Sunday, November 17, 2013

7/06/07

There are gifts of many treasures,
For both the young and old,
From the tiniest little trinkets,
To great boxes filled with gold.

But, put them all together,
And they could not stand in lieu,
Of the greatest gift of all,
The gift of knowing you

When your times are filled with troubles,
Sadness, grief, or even doubt,
When all those things you planned on,
Just aren't turning out.

Just turn and look behind you,
From the place at which you stand,
And look for me through the shadows
And reach out for my hand.

I will lift from you your burden,
And cry for you your tears,
Bear the pain of all your sorrows,
Though it may be for a thousand years.

For in the end I would be happy,
To have helped you start anew,
It's a small price to pay,
For the gift of knowing you.


Was it really?

Thursday, November 14, 2013

Shaam Dhallay



Aaj tanhai kisi humdum'e deirien ki tarah
Karnay aai hai meri saaki qari shaam dhallay
Muntazir baithay hain hum dono ke mahtaab ubhray
Aur tera aks jhalaknay lagay har saaey ta'lay...

I played hundreds of games of solitaire, because I could not sleep. I could deal with the days. I could deal with the worries and the self doubt and the pity - I could survive the days. It's the nights that I couldn't get through. 

At night, when the world is quite, silence pushes you to remember and analyze and think and question. The feeling of loss is intensified by solitude. In the dark, my present melts away to leave only static, and pieces of the past. The future mocks me. I am not so sure of myself in this dark, not as certain of my fate. I miss you.    


Loneliness, like a companion of old
Visits me, as the sun sets, to pour my wine; 
We sit together, waiting for the moon to rise 
And for your image to reflect in every shadow

                                                                                                                             Faiz Ahmed Faiz

Tuesday, November 12, 2013

Infinite.


For ever and ever, we say when we're young, or in our prayers. Twice we say it. Old One, do we not? For ever and ever... so that a thing may be for ever, a life or a love or a quest, and yet begin again, and be for ever just as before. And any ending that may seem to come is not an ending but an illusion. For Time does not die, Time has neither beginning nor an end, and so nothing can end or die that has once had a place in Time.

- Susan Cooper

Youth



Catching your eye, falling in love,
Holding your heart, moving apart;
Violins for love, soft and blue
Drums of loss, loud but true
Questions, hope, regrets and mistakes
The willingness to put it all at stake

Over and over and over again.

MT - Nov 2013





Aao ke karein bazm pe zar zakhm numaaya'n
Charcha hai bohat baysar'o samaan'iey dil ka

Saturday, November 9, 2013

My favorite time to blog...

... is right before an exam or a test.

Sunday, November 3, 2013

Loneliness petrifies me

 

Jab teri samander aankh'on main
Iss shaam ka sooraj doobay ga
Sukh so'ein ge ghar darr waalay
Aur raahi apni rah le ga
Aur raahi apni raah le ga...


Friday, November 1, 2013

Questions and Answers


These two years could be very good for me.

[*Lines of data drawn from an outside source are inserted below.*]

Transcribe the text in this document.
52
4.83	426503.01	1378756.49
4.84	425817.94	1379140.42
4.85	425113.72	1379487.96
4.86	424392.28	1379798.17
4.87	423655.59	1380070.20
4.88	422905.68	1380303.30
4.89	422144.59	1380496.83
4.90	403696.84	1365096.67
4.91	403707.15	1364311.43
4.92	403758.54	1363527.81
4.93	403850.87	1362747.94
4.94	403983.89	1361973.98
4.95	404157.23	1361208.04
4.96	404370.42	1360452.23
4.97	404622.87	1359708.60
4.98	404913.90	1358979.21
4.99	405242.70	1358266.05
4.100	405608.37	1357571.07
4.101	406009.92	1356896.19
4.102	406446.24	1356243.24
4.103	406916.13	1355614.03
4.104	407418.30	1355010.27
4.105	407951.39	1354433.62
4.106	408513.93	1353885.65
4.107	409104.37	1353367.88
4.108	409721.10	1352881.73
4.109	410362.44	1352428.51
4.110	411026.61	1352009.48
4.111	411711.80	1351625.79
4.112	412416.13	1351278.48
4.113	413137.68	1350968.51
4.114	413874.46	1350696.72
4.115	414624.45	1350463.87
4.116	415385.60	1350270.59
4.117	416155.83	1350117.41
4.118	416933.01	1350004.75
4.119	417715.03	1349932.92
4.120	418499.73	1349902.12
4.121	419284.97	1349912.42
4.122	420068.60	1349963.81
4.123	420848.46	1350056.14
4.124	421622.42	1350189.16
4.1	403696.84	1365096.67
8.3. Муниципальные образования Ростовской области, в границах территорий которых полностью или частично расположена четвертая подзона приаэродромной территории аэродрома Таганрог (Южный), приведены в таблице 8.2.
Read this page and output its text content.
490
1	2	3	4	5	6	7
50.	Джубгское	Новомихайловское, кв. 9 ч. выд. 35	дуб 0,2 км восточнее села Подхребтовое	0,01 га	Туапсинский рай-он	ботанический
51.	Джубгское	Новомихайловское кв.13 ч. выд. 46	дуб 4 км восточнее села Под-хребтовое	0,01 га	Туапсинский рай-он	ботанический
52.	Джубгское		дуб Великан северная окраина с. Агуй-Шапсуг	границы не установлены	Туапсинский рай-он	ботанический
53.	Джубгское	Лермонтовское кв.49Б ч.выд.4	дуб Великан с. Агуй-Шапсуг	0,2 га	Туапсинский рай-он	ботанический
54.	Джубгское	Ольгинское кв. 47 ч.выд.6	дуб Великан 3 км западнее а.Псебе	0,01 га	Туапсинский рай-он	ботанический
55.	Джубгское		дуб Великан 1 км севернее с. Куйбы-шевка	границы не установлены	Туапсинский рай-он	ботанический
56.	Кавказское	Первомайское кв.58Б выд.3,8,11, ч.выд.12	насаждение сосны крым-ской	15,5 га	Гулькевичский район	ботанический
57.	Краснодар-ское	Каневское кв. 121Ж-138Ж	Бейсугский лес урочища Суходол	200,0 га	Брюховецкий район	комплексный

For the last twenty-four years I've loved at home: close to all the people I love, surrounded by my family, supported by my friends. I have lived a very busy, full and amazingly satisfying life, accomplishing a lot. But the journey has not been mine alone. In fact, I'm almost unapologetically dependent on my support group, nearly bordering on neediness. Does it help that I recognize it? Maybe. Maybe not.

When mom pushed me to apply for the Fulbright she wanted me to get an opportunity to 'see the world': see places I may never be able to see otherwise, experience the life I will not be able to experience once 'real life', with all its complications and restrains, started - job, marriage, babies, all that jazz. If it were up to me, I would probably never have applied, which just highlights how complacent I was, cosy in my comfort zone.  

Now that I'm out of my own little ecosystem, though, it's not just the world that I'm seeing, but myself too. It's a brand new start, a completely different dynamic, light years away from my real life. Sometimes I feel like a silent spectator, watching myself navigate through this strange and unfamiliar world. I'm free of my past and no one, including myself, knows the future. All I have to account for is my present. I can see myself act and react, and watch as I form tremulous new relationships and establish links with people I could never have imagined meeting. My every action can be, and is, questioned by these strangerfriends who are just getting to know who I am. And sometimes this leads to me questioning myself.


Have you ever wondered:

Why you are who you are
Why you do what you do
Who you want to be
What you want to do
Where you want to go
How can you get there

I wonder every day, and every day I find new answers.
It's a painful process. It's absolutely wonderful.